Toronto police are investigating the recent theft of three paintings from the University of Toronto, including one by the 18th-century Italian master Francesco Guardi, two of whose works have sold for tens of millions of dollars at auction in the last four years.
At this stage, police believe the thefts, done between Jan. 30 and Feb. 10, are likely the work of the same person, a spokesperson said Friday. The Guardi, a Venetian view painting titled Church of Santa Maria della Salute, was taken from Trinity College on a date a Trinity official declined to reveal Friday. The others – Morning at Peggy's Cove by William E. deGarthe and Credit River by Yee Bon – were removed on, respectively, Feb. 3 and the Feb. 7-8 weekend from Victoria University, according to Gillian Pearson, curator of the collection. In each instance, the thief or thieves left the painting's frame behind.
It's presumed the Guardi is the most valuable of the trio. Just how valuable, however, is unclear as information on its dimensions, date of creation (Guardi lived from 1712 to 1793), exhibition history and provenance have yet to be disclosed.
A huge Guardi from the early 1780s, A View of the Rialto Bridge Looking North, 115 centimetres by 200 measurement , sold for a record $41.2-million at auction in London in 2011. Another, smaller painting (70 cm by 100), Venice, the Bacino di San Marco with the Piazzetta and the Doge's Palace, went for $18.1-million at Christie's auctioneers London last July.
The missing Yee Bon, an early autumn landscape, is 29.5 cm by 35.5 and was painted in 1931 or 1932. It came into Victoria's collection as a bequest in the late 1940s. In recent years, the painting was stored in a room "that's usually locked," Ms. Pearson said, "but it's also used for events and [on Feb. 7-8] there were a number of groups in." Born in China in 1905, Yee came to Canada in 1918, enrolling in art school in Toronto in 1931. He lived in Hong Kong from 1935 on, returning in 1956 to mainland China where he died in 1995. Individual paintings by the artist tend to sell in the mid-five figures.
The Finnish-born deGarthe spent most of his life in Nova Scotia, dying at 75 in 1983. His stolen work, an Impressionist-like view of his beloved Peggy's Cove, is 16 cm by 21. Painted circa 1956, it too entered Victoria's collection as a bequest, in the early 1990s, and was housed just out of security-camera range at the university's E.J. Pratt Library. A 46-cm-by-61-cm deGarthe sold at auction in Canada in 2011 for $2,340.
Interpol ranks art theft as the world's third biggest criminal activity, behind drugs and arms-trafficking. By some estimates, the value of the art stolen each year is in excess of $6-billion.

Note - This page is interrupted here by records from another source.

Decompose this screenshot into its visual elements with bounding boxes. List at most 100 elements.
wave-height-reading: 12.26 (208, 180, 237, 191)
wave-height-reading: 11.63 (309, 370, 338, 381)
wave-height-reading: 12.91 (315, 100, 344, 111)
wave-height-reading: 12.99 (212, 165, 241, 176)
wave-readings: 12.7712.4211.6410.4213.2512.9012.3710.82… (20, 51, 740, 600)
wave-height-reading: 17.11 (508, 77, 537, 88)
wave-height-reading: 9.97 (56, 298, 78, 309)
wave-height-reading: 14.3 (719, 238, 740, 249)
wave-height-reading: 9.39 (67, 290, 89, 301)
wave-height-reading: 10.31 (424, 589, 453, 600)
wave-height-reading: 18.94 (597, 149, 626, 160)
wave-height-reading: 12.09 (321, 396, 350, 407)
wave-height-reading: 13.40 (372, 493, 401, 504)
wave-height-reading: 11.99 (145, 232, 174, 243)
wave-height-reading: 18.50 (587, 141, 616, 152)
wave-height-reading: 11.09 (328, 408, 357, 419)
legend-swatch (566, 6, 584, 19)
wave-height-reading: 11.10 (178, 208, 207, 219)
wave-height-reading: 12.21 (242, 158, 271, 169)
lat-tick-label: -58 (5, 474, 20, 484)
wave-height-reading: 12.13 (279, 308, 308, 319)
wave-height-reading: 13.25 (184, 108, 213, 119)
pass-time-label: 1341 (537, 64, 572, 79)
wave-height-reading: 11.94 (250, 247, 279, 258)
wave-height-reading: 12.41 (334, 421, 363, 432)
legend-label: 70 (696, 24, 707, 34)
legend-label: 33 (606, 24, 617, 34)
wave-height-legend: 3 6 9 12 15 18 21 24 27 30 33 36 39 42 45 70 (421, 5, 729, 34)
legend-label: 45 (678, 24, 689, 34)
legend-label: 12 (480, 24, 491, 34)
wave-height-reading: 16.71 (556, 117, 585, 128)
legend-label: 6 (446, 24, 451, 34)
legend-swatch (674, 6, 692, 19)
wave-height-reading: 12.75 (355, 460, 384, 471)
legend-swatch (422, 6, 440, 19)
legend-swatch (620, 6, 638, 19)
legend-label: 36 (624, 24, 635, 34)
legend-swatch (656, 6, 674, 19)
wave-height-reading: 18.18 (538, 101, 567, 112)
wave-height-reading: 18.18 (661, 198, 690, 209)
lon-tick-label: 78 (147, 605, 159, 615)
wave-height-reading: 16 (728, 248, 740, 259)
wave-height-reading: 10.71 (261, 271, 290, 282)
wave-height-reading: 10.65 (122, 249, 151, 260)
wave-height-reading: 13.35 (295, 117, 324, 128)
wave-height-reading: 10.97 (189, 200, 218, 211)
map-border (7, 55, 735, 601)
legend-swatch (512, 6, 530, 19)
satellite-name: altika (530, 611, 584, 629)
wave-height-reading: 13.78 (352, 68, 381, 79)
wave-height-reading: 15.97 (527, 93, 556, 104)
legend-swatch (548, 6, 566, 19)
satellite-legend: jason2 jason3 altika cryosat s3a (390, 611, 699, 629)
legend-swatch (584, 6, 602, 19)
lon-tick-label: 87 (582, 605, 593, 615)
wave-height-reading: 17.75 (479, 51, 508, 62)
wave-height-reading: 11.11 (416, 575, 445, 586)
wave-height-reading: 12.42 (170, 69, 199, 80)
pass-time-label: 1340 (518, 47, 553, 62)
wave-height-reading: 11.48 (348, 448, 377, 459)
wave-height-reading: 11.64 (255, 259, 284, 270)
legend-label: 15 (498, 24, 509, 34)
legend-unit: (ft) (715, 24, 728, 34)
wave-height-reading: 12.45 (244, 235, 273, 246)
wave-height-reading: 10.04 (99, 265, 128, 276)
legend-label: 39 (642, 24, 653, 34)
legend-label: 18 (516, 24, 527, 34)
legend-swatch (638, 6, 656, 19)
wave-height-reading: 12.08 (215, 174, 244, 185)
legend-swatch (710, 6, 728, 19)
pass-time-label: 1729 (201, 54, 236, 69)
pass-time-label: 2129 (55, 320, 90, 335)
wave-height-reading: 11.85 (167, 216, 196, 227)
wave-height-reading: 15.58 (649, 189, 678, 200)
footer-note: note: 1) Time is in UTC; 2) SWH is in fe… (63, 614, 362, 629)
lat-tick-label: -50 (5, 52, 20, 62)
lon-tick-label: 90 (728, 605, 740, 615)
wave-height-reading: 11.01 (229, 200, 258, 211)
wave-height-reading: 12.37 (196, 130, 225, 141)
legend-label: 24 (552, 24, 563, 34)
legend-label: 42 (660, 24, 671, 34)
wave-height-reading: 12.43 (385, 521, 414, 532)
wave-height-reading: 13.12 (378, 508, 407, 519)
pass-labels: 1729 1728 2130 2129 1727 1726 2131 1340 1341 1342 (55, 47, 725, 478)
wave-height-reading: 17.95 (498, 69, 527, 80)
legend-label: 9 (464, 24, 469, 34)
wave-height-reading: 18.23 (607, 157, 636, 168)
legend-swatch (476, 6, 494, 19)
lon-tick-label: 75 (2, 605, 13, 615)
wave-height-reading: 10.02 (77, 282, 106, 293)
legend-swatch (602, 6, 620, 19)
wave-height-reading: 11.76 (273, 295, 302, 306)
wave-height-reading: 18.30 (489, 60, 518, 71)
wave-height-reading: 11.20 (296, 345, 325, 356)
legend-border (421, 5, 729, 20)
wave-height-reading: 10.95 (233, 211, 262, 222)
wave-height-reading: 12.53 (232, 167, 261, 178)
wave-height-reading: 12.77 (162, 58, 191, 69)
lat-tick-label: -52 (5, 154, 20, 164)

However, it's rare for thieves to score a big payday from their loot. Serious collectors like their purchases to have clear title, good provenance and, more often than not, they want to be able to show the works to friends, fellow collectors, art institutions and the public without the taint of criminality. When they do occasionally make a sale, it's often not worth it: A Rembrandt self-portrait, lifted from the Swedish National Museum in 2000, had an appraised value of close to $40-million at the time of its theft. However, it took five years to sell and went for $250,000 – to an undercover FBI agent.